Une fois les joints revenus à un état correct, c’est le rythme d’entretien qui évite de retomber dans la même situation.
Garder le carrelage propre plus longtemps
Je préfère toujours un entretien simple et régulier à une grosse séance de rattrapage. Une fois par semaine, de l’eau chaude avec savon noir ou un nettoyant neutre suffit dans la plupart des pièces. En cuisine, j’insiste un peu plus sur le dégraissage; en salle de bains, je complète par un rinçage soigneux et un séchage rapide. Les recommandations techniques sur les ouvrages carrelés vont d’ailleurs dans ce sens: entretien courant avec des produits neutres ou légèrement basiques, puis solutions plus ciblées seulement quand la salissure l’impose.

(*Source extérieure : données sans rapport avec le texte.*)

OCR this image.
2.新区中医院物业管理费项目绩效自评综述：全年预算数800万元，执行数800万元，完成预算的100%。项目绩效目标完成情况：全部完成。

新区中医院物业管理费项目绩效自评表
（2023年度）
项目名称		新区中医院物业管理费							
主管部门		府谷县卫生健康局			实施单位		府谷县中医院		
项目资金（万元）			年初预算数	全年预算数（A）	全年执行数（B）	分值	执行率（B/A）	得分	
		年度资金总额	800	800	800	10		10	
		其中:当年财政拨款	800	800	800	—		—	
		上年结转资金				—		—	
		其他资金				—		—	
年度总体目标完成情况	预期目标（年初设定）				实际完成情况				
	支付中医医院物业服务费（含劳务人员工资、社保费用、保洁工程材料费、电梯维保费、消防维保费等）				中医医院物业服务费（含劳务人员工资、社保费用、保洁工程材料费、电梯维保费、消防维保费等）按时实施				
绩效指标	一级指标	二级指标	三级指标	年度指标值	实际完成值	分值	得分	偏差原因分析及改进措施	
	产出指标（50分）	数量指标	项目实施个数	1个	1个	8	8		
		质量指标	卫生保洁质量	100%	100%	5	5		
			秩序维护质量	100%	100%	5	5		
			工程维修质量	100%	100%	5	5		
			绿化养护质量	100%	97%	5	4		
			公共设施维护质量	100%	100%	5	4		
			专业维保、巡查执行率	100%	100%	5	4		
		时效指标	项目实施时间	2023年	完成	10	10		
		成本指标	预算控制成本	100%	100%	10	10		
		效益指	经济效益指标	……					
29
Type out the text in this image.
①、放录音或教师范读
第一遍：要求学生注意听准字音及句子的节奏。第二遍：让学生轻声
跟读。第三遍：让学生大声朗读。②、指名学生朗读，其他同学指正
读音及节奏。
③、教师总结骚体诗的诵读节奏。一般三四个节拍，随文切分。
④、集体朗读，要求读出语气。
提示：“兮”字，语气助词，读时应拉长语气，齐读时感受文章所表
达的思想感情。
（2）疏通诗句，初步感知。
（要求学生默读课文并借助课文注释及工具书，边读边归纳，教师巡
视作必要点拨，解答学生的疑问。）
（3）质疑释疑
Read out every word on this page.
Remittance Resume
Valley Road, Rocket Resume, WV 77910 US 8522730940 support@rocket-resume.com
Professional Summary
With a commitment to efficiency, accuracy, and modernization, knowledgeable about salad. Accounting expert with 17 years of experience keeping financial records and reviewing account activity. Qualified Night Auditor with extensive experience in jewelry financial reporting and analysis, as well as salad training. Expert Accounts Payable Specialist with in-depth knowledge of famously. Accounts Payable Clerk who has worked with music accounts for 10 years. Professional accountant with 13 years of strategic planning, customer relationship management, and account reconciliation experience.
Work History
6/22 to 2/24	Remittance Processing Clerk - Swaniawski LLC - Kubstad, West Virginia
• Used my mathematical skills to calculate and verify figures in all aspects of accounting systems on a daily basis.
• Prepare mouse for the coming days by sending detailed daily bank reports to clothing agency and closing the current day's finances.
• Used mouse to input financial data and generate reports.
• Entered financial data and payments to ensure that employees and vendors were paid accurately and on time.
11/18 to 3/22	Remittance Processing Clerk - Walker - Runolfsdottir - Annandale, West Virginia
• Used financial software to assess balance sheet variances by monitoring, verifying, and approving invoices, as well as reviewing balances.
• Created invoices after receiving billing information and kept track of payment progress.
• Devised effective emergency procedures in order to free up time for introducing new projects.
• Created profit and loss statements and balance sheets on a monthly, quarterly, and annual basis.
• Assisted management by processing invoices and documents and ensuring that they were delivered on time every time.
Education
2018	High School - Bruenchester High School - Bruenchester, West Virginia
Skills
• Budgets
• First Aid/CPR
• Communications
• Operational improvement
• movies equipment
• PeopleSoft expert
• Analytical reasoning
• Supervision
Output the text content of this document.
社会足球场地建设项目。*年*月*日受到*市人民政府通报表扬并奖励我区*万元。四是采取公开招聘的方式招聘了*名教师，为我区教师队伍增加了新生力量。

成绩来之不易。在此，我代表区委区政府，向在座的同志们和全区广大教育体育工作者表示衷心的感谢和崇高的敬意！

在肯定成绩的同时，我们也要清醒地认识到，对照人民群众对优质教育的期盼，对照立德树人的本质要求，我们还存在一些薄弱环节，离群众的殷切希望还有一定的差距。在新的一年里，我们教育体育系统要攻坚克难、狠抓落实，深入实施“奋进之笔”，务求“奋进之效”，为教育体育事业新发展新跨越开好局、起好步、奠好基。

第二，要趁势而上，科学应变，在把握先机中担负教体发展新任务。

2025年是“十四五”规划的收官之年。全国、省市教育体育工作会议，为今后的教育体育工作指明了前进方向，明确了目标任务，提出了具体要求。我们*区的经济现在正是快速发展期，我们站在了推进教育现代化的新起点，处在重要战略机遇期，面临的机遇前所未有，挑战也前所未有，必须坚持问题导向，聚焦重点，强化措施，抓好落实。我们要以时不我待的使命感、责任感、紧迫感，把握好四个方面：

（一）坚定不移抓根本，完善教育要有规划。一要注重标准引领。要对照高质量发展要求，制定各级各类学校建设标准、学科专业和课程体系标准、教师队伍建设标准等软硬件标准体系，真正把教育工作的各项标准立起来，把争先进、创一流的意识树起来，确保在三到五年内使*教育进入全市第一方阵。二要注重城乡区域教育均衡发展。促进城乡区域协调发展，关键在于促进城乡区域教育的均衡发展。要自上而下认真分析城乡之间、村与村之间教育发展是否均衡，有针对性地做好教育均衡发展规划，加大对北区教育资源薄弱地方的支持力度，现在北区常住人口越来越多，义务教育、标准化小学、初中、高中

- Avant chaque lavage, je retire la poussière sèche pour éviter de la transformer en boue.
- Après une éclaboussure, j’essuie vite: graisse, savon et calcaire ont moins le temps de s’incruster.
- Dans la salle de bains, j’aère quelques minutes après la douche pour limiter l’humidité sur les joints.
- Une fois par mois ou par trimestre, je prévois un décrassage plus poussé selon le niveau d’usage de la pièce.
- Sur les joints très exposés, un hydrofuge adapté peut ralentir l’encrassement une fois le support parfaitement sec.
Cette routine paraît modeste, mais elle change vraiment l’aspect d’un sol ou d’un mur sur la durée. Et si malgré tout le carrelage reste terne, le problème n’est peut-être plus seulement lié à la saleté.
Quand il vaut mieux réparer plutôt que continuer à nettoyer
Quand un carrelage reste gris après deux ou trois nettoyages bien menés, je m’arrête avant d’insister au hasard. Le souci est souvent structurel: joints usés, micro-rayures, voile de ciment ancien, surface poreuse mal entretenue ou matériau qui réclame une méthode spécifique. À ce stade, continuer à augmenter la force du produit ne donne presque jamais un meilleur résultat.
- Les joints sont creux, poudreux ou fissurés.
- Le voile revient dès le lendemain du lavage.
- Le carreau a perdu son aspect d’origine à cause de micro-rayures.
- Le support est en pierre naturelle, en terre cuite ou en ciment et nécessite un entretien plus fin.
Dans ces cas-là, je privilégie soit un produit technique compatible, soit une reprise partielle des joints, soit une rénovation locale plutôt qu’un nettoyage plus agressif. C’est moins spectaculaire qu’une astuce miracle, mais c’est la seule approche qui donne un résultat propre, stable et cohérent avec la nature du revêtement.